Policy Gradient Guidance Enables Test Time Control
This work addresses the need for controllable online reinforcement learning, offering an incremental extension of existing guidance techniques to standard on-policy methods.
The authors tackled the problem of enabling test-time control in reinforcement learning by introducing Policy Gradient Guidance (PGG), which adapts classifier-free guidance from diffusion models to policy gradient methods, resulting in improved stability, sample efficiency, and controllability in discrete and continuous control benchmarks.

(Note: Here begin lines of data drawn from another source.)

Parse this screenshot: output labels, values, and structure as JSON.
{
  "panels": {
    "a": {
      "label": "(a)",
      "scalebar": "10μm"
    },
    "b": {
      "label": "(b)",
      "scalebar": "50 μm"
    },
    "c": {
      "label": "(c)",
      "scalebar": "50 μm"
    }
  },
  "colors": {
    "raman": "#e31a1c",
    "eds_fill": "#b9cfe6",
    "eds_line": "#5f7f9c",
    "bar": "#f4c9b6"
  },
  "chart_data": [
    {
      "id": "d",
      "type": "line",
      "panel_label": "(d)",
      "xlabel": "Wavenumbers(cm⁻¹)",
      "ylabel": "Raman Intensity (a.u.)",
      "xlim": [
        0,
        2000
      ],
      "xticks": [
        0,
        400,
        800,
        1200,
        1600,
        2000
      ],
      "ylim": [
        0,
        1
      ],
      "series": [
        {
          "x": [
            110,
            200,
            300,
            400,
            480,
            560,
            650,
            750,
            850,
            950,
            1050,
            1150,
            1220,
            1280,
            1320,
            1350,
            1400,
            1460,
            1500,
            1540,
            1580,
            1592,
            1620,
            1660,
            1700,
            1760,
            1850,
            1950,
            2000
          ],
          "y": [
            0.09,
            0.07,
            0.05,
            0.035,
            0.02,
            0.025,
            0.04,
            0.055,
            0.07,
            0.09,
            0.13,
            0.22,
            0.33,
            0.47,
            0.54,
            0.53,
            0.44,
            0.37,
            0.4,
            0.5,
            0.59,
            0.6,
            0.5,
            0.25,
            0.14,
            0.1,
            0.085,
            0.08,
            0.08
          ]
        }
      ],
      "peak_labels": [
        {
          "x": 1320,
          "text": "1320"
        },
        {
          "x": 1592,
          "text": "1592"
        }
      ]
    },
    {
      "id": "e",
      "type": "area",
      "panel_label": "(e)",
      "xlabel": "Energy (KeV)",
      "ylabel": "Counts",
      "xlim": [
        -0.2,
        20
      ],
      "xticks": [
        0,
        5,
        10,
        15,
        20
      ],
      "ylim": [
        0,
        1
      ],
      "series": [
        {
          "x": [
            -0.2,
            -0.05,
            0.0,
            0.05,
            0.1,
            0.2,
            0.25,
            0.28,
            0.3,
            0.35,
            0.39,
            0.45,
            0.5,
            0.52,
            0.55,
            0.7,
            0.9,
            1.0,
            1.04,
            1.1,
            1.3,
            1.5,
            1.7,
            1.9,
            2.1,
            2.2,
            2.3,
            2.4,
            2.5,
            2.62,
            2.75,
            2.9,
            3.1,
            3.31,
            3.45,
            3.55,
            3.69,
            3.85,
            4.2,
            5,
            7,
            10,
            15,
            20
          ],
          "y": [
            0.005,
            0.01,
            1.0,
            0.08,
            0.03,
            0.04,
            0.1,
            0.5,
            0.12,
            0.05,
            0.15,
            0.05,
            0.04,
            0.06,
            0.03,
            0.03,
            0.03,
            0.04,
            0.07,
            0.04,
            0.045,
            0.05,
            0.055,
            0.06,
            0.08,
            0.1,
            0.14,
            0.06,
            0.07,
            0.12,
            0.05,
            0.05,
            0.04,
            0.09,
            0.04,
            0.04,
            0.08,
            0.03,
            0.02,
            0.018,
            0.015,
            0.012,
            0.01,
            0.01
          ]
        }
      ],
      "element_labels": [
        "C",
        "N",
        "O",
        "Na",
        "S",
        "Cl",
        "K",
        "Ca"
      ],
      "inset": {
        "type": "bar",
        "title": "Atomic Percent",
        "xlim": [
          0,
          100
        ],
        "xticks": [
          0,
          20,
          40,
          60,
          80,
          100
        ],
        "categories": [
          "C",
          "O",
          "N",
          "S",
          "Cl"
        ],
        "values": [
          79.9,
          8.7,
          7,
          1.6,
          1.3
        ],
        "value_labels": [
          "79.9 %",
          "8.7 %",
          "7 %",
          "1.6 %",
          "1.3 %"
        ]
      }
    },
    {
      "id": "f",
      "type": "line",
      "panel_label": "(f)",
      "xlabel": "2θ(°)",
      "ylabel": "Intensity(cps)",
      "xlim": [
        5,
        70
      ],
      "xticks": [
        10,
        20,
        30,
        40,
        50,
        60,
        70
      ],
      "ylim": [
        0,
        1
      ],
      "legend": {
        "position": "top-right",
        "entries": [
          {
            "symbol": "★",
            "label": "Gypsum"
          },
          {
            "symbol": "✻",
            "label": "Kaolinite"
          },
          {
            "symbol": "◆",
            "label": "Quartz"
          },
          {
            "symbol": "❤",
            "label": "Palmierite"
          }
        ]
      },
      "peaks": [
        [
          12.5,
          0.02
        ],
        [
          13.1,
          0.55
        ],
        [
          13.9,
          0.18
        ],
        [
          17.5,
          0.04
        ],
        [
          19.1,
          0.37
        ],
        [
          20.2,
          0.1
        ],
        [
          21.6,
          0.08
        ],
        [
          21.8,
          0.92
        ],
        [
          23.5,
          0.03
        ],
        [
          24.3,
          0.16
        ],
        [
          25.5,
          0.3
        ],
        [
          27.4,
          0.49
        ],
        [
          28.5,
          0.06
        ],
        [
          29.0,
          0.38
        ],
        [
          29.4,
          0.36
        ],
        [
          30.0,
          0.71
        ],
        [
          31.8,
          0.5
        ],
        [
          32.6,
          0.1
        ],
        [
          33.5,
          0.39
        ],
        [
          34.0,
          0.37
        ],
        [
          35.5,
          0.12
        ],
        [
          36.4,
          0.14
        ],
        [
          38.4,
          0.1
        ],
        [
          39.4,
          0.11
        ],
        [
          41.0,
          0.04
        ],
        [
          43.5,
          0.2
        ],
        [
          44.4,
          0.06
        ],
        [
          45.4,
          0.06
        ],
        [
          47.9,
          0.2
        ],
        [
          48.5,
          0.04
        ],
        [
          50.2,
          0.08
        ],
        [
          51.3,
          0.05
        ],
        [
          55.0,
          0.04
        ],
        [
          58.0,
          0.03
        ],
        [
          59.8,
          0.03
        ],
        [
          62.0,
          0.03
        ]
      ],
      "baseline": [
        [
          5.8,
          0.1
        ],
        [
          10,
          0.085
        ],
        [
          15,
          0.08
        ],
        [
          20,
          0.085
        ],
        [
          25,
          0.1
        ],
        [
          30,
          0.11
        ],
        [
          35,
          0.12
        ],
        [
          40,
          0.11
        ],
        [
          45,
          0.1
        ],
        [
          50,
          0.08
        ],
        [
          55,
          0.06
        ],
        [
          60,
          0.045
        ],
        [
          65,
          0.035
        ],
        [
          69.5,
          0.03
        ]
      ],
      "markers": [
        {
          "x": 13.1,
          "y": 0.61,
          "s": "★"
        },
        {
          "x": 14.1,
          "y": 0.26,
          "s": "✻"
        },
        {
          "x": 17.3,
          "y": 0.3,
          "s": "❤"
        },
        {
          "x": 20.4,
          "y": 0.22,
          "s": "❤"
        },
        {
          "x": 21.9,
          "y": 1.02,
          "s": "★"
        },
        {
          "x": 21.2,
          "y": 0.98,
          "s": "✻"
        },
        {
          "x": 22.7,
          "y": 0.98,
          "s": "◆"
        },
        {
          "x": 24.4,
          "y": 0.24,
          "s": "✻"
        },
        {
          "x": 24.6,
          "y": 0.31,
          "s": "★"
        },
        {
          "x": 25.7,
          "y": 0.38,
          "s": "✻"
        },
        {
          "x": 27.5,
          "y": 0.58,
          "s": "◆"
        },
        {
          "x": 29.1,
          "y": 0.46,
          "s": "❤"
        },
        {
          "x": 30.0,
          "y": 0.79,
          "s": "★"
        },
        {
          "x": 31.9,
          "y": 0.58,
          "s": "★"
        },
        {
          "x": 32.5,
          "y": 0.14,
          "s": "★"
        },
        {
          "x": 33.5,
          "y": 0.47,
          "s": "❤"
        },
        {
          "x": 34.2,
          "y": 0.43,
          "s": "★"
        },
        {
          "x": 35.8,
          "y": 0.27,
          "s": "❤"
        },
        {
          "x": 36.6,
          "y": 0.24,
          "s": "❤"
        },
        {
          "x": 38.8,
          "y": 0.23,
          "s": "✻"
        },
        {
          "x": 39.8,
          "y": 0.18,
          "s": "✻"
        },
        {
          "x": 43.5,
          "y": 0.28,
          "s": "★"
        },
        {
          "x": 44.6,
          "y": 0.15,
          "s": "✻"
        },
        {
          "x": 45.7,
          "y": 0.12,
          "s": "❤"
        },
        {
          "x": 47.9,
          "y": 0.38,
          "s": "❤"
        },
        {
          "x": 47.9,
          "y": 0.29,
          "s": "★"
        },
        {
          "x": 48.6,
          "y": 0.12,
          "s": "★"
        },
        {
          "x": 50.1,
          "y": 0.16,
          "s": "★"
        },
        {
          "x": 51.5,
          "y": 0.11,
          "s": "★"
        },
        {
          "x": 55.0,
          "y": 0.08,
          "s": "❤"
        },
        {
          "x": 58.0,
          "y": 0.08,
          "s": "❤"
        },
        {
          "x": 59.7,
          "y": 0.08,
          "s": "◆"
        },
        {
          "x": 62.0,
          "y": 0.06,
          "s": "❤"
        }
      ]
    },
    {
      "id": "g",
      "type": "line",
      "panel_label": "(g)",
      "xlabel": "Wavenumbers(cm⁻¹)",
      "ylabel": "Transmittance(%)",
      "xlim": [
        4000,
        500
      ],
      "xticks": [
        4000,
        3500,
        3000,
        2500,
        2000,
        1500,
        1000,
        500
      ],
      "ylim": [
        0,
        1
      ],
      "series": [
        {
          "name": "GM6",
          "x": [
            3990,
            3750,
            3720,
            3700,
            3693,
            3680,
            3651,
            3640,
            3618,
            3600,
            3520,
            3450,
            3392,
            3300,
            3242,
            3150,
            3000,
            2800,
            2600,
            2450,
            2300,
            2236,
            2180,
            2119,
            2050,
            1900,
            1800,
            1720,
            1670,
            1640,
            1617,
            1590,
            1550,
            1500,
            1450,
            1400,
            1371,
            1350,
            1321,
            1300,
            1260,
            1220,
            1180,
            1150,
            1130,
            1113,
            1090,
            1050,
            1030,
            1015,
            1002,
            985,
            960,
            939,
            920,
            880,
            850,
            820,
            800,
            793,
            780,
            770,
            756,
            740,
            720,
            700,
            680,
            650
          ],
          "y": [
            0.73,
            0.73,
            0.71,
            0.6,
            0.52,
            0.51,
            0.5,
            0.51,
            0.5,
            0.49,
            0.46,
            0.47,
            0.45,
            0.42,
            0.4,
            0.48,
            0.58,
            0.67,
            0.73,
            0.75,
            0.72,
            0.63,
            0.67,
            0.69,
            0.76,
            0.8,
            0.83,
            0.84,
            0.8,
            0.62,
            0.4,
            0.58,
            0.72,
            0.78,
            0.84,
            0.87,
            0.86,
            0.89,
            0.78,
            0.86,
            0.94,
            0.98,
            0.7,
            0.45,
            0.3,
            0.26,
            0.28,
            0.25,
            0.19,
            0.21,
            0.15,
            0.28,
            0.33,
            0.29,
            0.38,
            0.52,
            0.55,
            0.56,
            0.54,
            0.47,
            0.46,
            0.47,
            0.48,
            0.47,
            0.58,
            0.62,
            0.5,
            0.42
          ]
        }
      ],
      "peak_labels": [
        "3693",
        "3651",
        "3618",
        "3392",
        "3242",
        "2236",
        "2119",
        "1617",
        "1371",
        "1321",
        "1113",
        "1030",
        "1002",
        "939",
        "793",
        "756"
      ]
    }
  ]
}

We introduce Policy Gradient Guidance (PGG), a simple extension of classifier-free guidance from diffusion models to classical policy gradient methods. PGG augments the policy gradient with an unconditional branch and interpolates conditional and unconditional branches, yielding a test-time control knob that modulates behavior without retraining. We provide a theoretical derivation showing that the additional normalization term vanishes under advantage estimation, leading to a clean guided policy gradient update. Empirically, we evaluate PGG on discrete and continuous control benchmarks. We find that conditioning dropout-central to diffusion guidance-offers gains in simple discrete tasks and low sample regimes, but dropout destabilizes continuous control. Training with modestly larger guidance ($γ>1$) consistently improves stability, sample efficiency, and controllability. Our results show that guidance, previously confined to diffusion policies, can be adapted to standard on-policy methods, opening new directions for controllable online reinforcement learning.